I've recently learned of a harmonisation technique called fauxbourdon (or faux bourdon, fauxbordon or false drone), used in the late Middle Ages and early Renaissance, e.g. by Giullaume Dufay; you can hear an example here.

I want to use this technique in my music production, but I can't find much information about how Medieval and Renaissance composers used it, whether it was ever used in later periods and styles, and whether it was ever used outside of vocal music.

So how do I use fauxbourdon correctly, and how can I apply it to instruments other than voice?


1 Answer 1


Seems like all you have to do is have an instrument play a single-note line that is a fixed interval below the melody line.

So if you have a synth playing a certain melody, then another synth or guitar or anything else playing the same melody transposed a 3rd, 4th, 6th or some other interval below the main melody would be using fauxbourdon. One exception is the same melody an octave below IMHO would be just "doubling at the octave", and wouldn't have the same effect or sound as fauxbourdon.

Note that I believe the intervals were usually diatonic, meaning the lower voice stays in the key and the interval might change flavor from major to minor to keep the lower voice in key. I'm not sure but I suspect a perfect 4th or 5th would not change to stay in key since doing that would possibly introduce a tritone, which would probably be avoided.

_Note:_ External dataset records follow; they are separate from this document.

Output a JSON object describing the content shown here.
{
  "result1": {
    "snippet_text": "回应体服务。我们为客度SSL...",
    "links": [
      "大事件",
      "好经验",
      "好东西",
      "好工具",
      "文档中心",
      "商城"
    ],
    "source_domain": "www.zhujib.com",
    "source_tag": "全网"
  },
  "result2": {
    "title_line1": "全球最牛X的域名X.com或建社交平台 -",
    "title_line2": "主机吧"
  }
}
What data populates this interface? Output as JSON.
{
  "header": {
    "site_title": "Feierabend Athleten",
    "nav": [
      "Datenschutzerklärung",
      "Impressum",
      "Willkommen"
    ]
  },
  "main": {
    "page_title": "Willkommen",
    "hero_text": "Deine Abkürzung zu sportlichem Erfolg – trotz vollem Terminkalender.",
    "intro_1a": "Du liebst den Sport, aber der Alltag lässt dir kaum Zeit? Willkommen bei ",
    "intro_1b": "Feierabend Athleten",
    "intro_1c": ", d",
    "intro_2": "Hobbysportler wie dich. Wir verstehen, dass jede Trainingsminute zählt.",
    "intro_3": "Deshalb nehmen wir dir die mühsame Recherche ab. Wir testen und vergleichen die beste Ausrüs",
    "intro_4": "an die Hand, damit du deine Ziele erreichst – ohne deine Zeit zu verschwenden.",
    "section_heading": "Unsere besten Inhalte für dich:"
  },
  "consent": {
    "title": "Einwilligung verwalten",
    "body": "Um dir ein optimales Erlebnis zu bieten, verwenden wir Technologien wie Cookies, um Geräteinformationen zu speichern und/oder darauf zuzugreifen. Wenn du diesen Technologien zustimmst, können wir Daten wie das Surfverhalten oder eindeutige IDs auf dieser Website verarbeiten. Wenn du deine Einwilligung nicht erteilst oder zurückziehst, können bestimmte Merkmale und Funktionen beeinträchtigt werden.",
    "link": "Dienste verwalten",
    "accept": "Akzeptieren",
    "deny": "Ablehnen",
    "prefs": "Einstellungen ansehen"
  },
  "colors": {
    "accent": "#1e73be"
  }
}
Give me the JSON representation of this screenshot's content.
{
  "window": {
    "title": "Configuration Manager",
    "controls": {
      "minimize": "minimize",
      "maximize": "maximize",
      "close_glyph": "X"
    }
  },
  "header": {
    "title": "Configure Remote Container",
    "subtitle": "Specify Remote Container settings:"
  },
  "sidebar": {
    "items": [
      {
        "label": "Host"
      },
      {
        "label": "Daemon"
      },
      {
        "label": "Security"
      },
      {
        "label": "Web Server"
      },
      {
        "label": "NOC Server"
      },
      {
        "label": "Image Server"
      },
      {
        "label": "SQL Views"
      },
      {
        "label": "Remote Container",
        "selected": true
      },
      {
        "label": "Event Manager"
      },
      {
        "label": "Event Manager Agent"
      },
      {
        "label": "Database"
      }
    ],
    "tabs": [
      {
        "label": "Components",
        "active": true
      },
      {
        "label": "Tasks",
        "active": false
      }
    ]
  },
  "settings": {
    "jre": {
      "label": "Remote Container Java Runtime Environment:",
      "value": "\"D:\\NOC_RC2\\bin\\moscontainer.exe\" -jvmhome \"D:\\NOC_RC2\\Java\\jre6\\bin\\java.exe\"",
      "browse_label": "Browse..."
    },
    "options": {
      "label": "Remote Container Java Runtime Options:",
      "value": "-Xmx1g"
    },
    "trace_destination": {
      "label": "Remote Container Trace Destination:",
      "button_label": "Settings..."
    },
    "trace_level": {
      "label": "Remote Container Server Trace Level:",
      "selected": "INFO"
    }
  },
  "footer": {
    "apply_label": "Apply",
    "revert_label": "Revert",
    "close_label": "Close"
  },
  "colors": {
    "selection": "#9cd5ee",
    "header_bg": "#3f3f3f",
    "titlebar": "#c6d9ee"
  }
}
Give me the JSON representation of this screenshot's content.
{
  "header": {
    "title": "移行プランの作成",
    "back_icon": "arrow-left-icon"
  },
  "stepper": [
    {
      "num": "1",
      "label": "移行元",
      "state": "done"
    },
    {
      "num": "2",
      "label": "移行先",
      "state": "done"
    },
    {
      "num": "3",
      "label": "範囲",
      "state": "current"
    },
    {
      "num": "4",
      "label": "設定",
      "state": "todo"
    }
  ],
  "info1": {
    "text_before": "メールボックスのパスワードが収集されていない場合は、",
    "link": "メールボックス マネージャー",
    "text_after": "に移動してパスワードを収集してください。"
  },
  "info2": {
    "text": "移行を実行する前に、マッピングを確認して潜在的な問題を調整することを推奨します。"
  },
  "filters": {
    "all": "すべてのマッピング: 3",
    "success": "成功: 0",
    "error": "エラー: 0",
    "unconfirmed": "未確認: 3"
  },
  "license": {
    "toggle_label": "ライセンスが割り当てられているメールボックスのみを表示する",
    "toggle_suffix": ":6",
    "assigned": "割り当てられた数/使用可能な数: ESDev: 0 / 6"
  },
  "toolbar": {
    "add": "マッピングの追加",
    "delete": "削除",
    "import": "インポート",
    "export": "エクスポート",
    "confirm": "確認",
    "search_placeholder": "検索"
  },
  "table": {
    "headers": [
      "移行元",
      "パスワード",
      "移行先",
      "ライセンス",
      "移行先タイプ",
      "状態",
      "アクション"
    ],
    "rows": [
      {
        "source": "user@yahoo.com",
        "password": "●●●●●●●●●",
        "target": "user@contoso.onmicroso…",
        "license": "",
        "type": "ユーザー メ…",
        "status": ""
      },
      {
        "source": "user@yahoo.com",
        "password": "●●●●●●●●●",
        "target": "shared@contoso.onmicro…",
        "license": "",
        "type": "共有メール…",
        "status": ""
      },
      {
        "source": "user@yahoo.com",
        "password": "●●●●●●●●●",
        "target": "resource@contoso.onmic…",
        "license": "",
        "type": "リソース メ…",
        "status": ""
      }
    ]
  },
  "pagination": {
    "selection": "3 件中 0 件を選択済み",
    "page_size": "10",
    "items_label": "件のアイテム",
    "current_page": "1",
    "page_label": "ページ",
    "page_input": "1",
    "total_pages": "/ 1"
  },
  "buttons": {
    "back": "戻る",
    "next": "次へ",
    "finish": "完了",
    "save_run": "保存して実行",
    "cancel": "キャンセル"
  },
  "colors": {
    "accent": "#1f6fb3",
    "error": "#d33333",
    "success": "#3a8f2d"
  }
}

A related technique you might look at is chord planing or parallel harmony. It also is made by having other notes follow a melody line (well, that's one way to look at it at least), but instead of just one or two notes as in fauxbourdon, it's entire chords. Also, in chord planning the lines generally do not stay in key, but rather maintain the exact same chord flavor and voicing while moving diatonically or chromatically.